Then the remote connection will be closed, and the gdbserver will print some error as follows:
Process csr_bfs created; pid = 114385
Listening on port 2345
Remote debugging from host 127.0.0.1
cuda-gdb/7.12/gdb/gdbserver/regcache.c:264: A problem internal to GDBserver has been detected.
Unknown register ymm0h requested
Spec:
OS: Ubuntu 16.04 / Ubuntu 18.04
CUDA toolkits: 9.2
CPU: Intel(R) Xeon(R) Gold 6140 CPU / Silver 4108
GPU: Titan V / V100 PCIE 16G
We have several machines with the above specs will face such error.

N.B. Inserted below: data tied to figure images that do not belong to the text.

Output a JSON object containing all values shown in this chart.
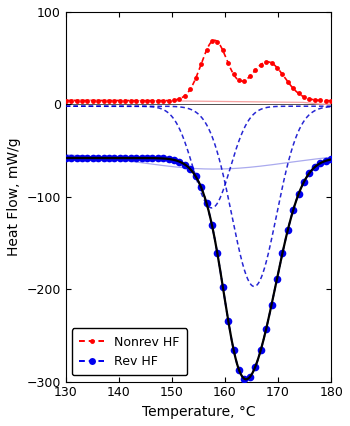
{
  "xlabel": "Temperature, °C",
  "ylabel": "Heat Flow, mW/g",
  "xlim": [
    130,
    180
  ],
  "ylim": [
    -300,
    100
  ],
  "yticks": [
    -300,
    -200,
    -100,
    0,
    100
  ],
  "xticks": [
    130,
    140,
    150,
    160,
    170,
    180
  ],
  "legend_entries": [
    "Nonrev HF",
    "Rev HF"
  ],
  "nonrev": {
    "peak1_mu": 158.0,
    "peak1_sigma": 2.5,
    "peak1_amp": 65,
    "peak2_mu": 168.0,
    "peak2_sigma": 3.2,
    "peak2_amp": 42,
    "baseline": 4.0
  },
  "rev": {
    "baseline": -58,
    "peak_mu": 165.0,
    "peak_sigma": 4.8,
    "peak_amp": -215,
    "shoulder_mu": 162.0,
    "shoulder_sigma": 2.5,
    "shoulder_amp": -40
  },
  "rev_comp1": {
    "mu": 157.5,
    "sigma": 3.5,
    "amp": -110,
    "base": -2
  },
  "rev_comp2": {
    "mu": 165.5,
    "sigma": 4.2,
    "amp": -195,
    "base": -2
  },
  "light_red": {
    "base": 5.0,
    "slope": -0.06
  },
  "light_blue": {
    "base": -52,
    "dip_mu": 158.0,
    "dip_sigma": 14,
    "dip_amp": -18
  },
  "n_dots": 50,
  "dot_size_red": 3.5,
  "dot_size_blue": 5.5
}
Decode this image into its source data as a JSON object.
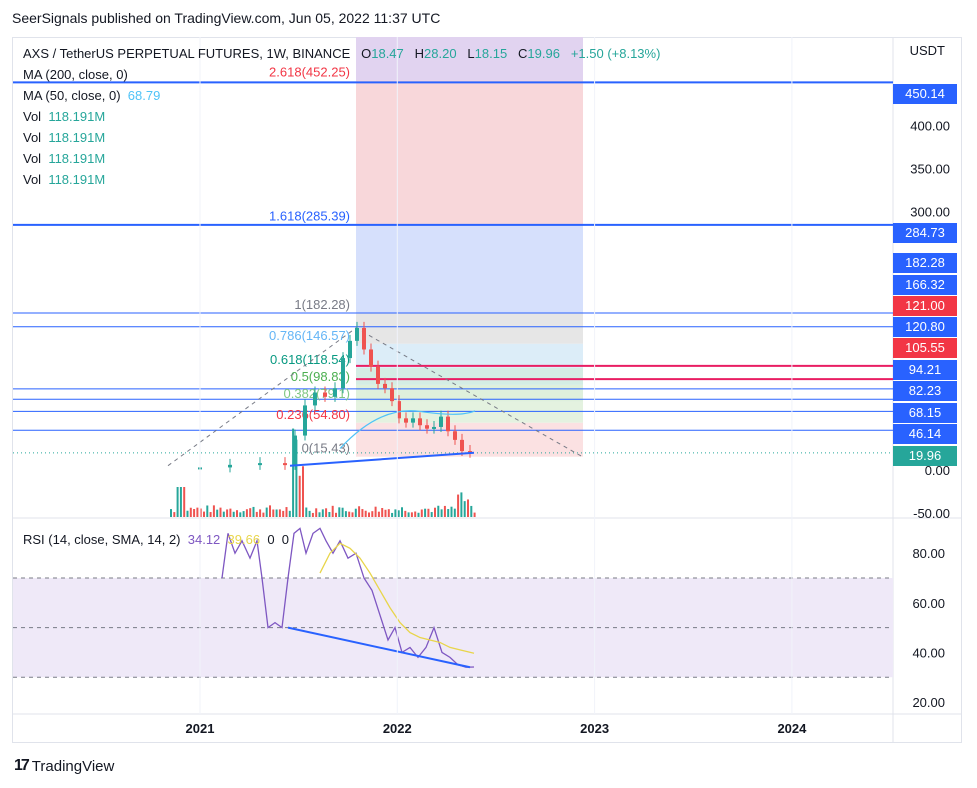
{
  "header": {
    "publisher": "SeerSignals published on TradingView.com, Jun 05, 2022 11:37 UTC"
  },
  "legend": {
    "symbol": "AXS / TetherUS PERPETUAL FUTURES, 1W, BINANCE",
    "ohlc": {
      "o_label": "O",
      "o": "18.47",
      "h_label": "H",
      "h": "28.20",
      "l_label": "L",
      "l": "18.15",
      "c_label": "C",
      "c": "19.96",
      "change": "+1.50 (+8.13%)"
    },
    "ma200": "MA (200, close, 0)",
    "ma50": "MA (50, close, 0)",
    "ma50_value": "68.79",
    "vol_rows": [
      {
        "label": "Vol",
        "value": "118.191M"
      },
      {
        "label": "Vol",
        "value": "118.191M"
      },
      {
        "label": "Vol",
        "value": "118.191M"
      },
      {
        "label": "Vol",
        "value": "118.191M"
      }
    ],
    "rsi": "RSI (14, close, SMA, 14, 2)",
    "rsi_value": "34.12",
    "rsi_sma": "39.66",
    "rsi_extra1": "0",
    "rsi_extra2": "0"
  },
  "axis": {
    "currency": "USDT",
    "price_ticks": [
      "400.00",
      "350.00",
      "300.00",
      "0.00",
      "-50.00"
    ],
    "rsi_ticks": [
      "80.00",
      "60.00",
      "40.00",
      "20.00"
    ],
    "time_ticks": [
      "2021",
      "2022",
      "2023",
      "2024"
    ]
  },
  "price_tags": [
    {
      "text": "450.14",
      "color": "#2962ff"
    },
    {
      "text": "284.73",
      "color": "#2962ff"
    },
    {
      "text": "182.28",
      "color": "#2962ff"
    },
    {
      "text": "166.32",
      "color": "#2962ff"
    },
    {
      "text": "121.00",
      "color": "#f23645"
    },
    {
      "text": "120.80",
      "color": "#2962ff"
    },
    {
      "text": "105.55",
      "color": "#f23645"
    },
    {
      "text": "94.21",
      "color": "#2962ff"
    },
    {
      "text": "82.23",
      "color": "#2962ff"
    },
    {
      "text": "68.15",
      "color": "#2962ff"
    },
    {
      "text": "46.14",
      "color": "#2962ff"
    },
    {
      "text": "19.96",
      "color": "#26a69a"
    }
  ],
  "fib_labels": [
    {
      "text": "2.618(452.25)",
      "color": "#f23645"
    },
    {
      "text": "1.618(285.39)",
      "color": "#2962ff"
    },
    {
      "text": "1(182.28)",
      "color": "#787b86"
    },
    {
      "text": "0.786(146.57)",
      "color": "#64b5f6"
    },
    {
      "text": "0.618(118.54)",
      "color": "#089981"
    },
    {
      "text": "0.5(98.83)",
      "color": "#4caf50"
    },
    {
      "text": "0.382(79.1)",
      "color": "#81c784"
    },
    {
      "text": "0.236(54.80)",
      "color": "#f23645"
    },
    {
      "text": "0(15.43)",
      "color": "#787b86"
    }
  ],
  "footer": {
    "brand": "TradingView"
  },
  "chart_data": {
    "type": "candlestick",
    "title": "AXS / TetherUS PERPETUAL FUTURES, 1W, BINANCE",
    "ylabel": "USDT",
    "ylim": [
      -50,
      470
    ],
    "x_ticks": [
      "2021",
      "2022",
      "2023",
      "2024"
    ],
    "last_bar": {
      "open": 18.47,
      "high": 28.2,
      "low": 18.15,
      "close": 19.96,
      "change": 1.5,
      "change_pct": 8.13
    },
    "fibonacci_levels": [
      {
        "ratio": 2.618,
        "price": 452.25
      },
      {
        "ratio": 1.618,
        "price": 285.39
      },
      {
        "ratio": 1,
        "price": 182.28
      },
      {
        "ratio": 0.786,
        "price": 146.57
      },
      {
        "ratio": 0.618,
        "price": 118.54
      },
      {
        "ratio": 0.5,
        "price": 98.83
      },
      {
        "ratio": 0.382,
        "price": 79.1
      },
      {
        "ratio": 0.236,
        "price": 54.8
      },
      {
        "ratio": 0,
        "price": 15.43
      }
    ],
    "ma50_last": 68.79,
    "volume_last": "118.191M",
    "rsi": {
      "period": 14,
      "value": 34.12,
      "sma": 39.66,
      "ylim": [
        20,
        90
      ],
      "bands": [
        70,
        50,
        30
      ]
    }
  }
}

When I further explore this issue, I can confirm that it is related to gdb (which means that it is not introduced by cuda-gdb).
As my side, gdb version lower than 8.1 will reproduce this issue on my machine. I highly suspect it is related to the Xeon® Scalable Processors family.

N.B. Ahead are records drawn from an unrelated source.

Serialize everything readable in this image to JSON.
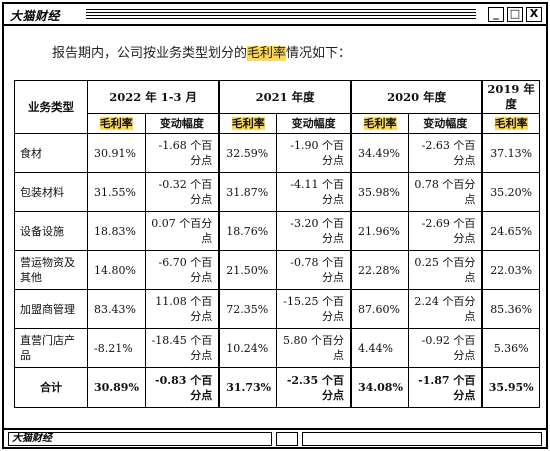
{
  "window": {
    "title": "大猫财经",
    "buttons": {
      "minimize": "_",
      "maximize": "□",
      "close": "X"
    },
    "status_title": "大猫财经"
  },
  "intro": {
    "before": "报告期内，公司按业务类型划分的",
    "highlight": "毛利率",
    "after": "情况如下："
  },
  "table": {
    "category_header": "业务类型",
    "periods": [
      "2022 年 1-3 月",
      "2021 年度",
      "2020 年度",
      "2019 年度"
    ],
    "sub_headers": {
      "margin": "毛利率",
      "change": "变动幅度"
    },
    "rows": [
      {
        "name": "食材",
        "values": [
          "30.91%",
          "-1.68 个百分点",
          "32.59%",
          "-1.90 个百分点",
          "34.49%",
          "-2.63 个百分点",
          "37.13%"
        ]
      },
      {
        "name": "包装材料",
        "values": [
          "31.55%",
          "-0.32 个百分点",
          "31.87%",
          "-4.11 个百分点",
          "35.98%",
          "0.78 个百分点",
          "35.20%"
        ]
      },
      {
        "name": "设备设施",
        "values": [
          "18.83%",
          "0.07 个百分点",
          "18.76%",
          "-3.20 个百分点",
          "21.96%",
          "-2.69 个百分点",
          "24.65%"
        ]
      },
      {
        "name": "营运物资及其他",
        "values": [
          "14.80%",
          "-6.70 个百分点",
          "21.50%",
          "-0.78 个百分点",
          "22.28%",
          "0.25 个百分点",
          "22.03%"
        ]
      },
      {
        "name": "加盟商管理",
        "values": [
          "83.43%",
          "11.08 个百分点",
          "72.35%",
          "-15.25 个百分点",
          "87.60%",
          "2.24 个百分点",
          "85.36%"
        ]
      },
      {
        "name": "直营门店产品",
        "values": [
          "-8.21%",
          "-18.45 个百分点",
          "10.24%",
          "5.80 个百分点",
          "4.44%",
          "-0.92 个百分点",
          "5.36%"
        ]
      }
    ],
    "total": {
      "name": "合计",
      "values": [
        "30.89%",
        "-0.83 个百分点",
        "31.73%",
        "-2.35 个百分点",
        "34.08%",
        "-1.87 个百分点",
        "35.95%"
      ]
    }
  }
}
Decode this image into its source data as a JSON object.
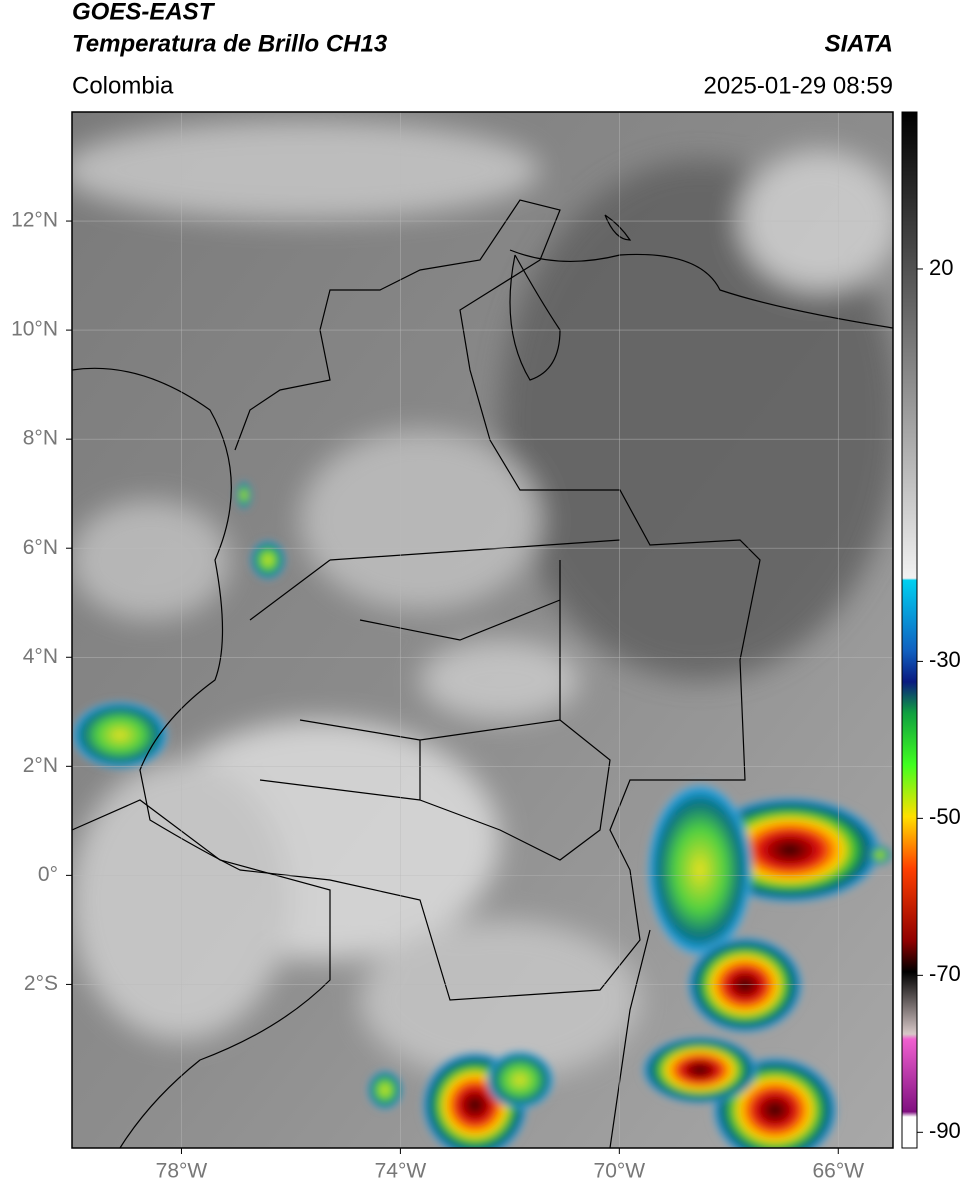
{
  "header": {
    "title": "GOES-EAST",
    "subtitle": "Temperatura de Brillo CH13",
    "source": "SIATA",
    "region": "Colombia",
    "datetime": "2025-01-29 08:59"
  },
  "map": {
    "lonlim": [
      -80,
      -65
    ],
    "latlim": [
      -5,
      14
    ],
    "lat_ticks": [
      {
        "value": 12,
        "label": "12°N"
      },
      {
        "value": 10,
        "label": "10°N"
      },
      {
        "value": 8,
        "label": "8°N"
      },
      {
        "value": 6,
        "label": "6°N"
      },
      {
        "value": 4,
        "label": "4°N"
      },
      {
        "value": 2,
        "label": "2°N"
      },
      {
        "value": 0,
        "label": "0°"
      },
      {
        "value": -2,
        "label": "2°S"
      }
    ],
    "lon_ticks": [
      {
        "value": -78,
        "label": "78°W"
      },
      {
        "value": -74,
        "label": "74°W"
      },
      {
        "value": -70,
        "label": "70°W"
      },
      {
        "value": -66,
        "label": "66°W"
      }
    ],
    "grid": true
  },
  "colorbar": {
    "lim": [
      -92,
      40
    ],
    "ticks": [
      20,
      -30,
      -50,
      -70,
      -90
    ]
  }
}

I have tried to build gdb 7.12, 8.0 and the latest 8.11. Only the latest 8.11 do NOT has this issue.
So, please try to reproduce this issue on Xeon® Scalable Processors family. If it can be reproduced, it is appreciated to fix it asap.
But I am not sure whether ymm0h and pkru is one issue. Since current cuda-gdb bases on gdb 7.12 (and reports error on ymm0h), I am not sure whether this bug is related to what we are discussing.
cuda-gdbserver :5000 test_particles
Process test_particles created; pid = 18774
Listening on port 5000
Remote debugging from host 192.168.10.86
cuda-gdb/7.12/gdb/gdbserver/regcache.c:264: A problem internal to GDBserver has been detected.
Unknown register ymm0h requested
Just an update: We are actively working on the underlying issue that is causing this problem and, while not imminent, it a fix is expected in an upcoming release (200439277)
I got the same error, and i have three machines, one is host machines, another two are target, and when i using remote debug, one target machines is fine, but another not, and then console show the same msg as :unknown register ymm0h requested
my host and target machines’ configuration as follows:
OS: ubuntu 16.04
cuda Toolkit; cuda 10.0
GPU : tesla V100
cuda-gdb version: 7.12
Unfortunately there isn’t a workaround for this problem on late-model CPUs. The update to resolve this is still pending and will be in an upcoming release.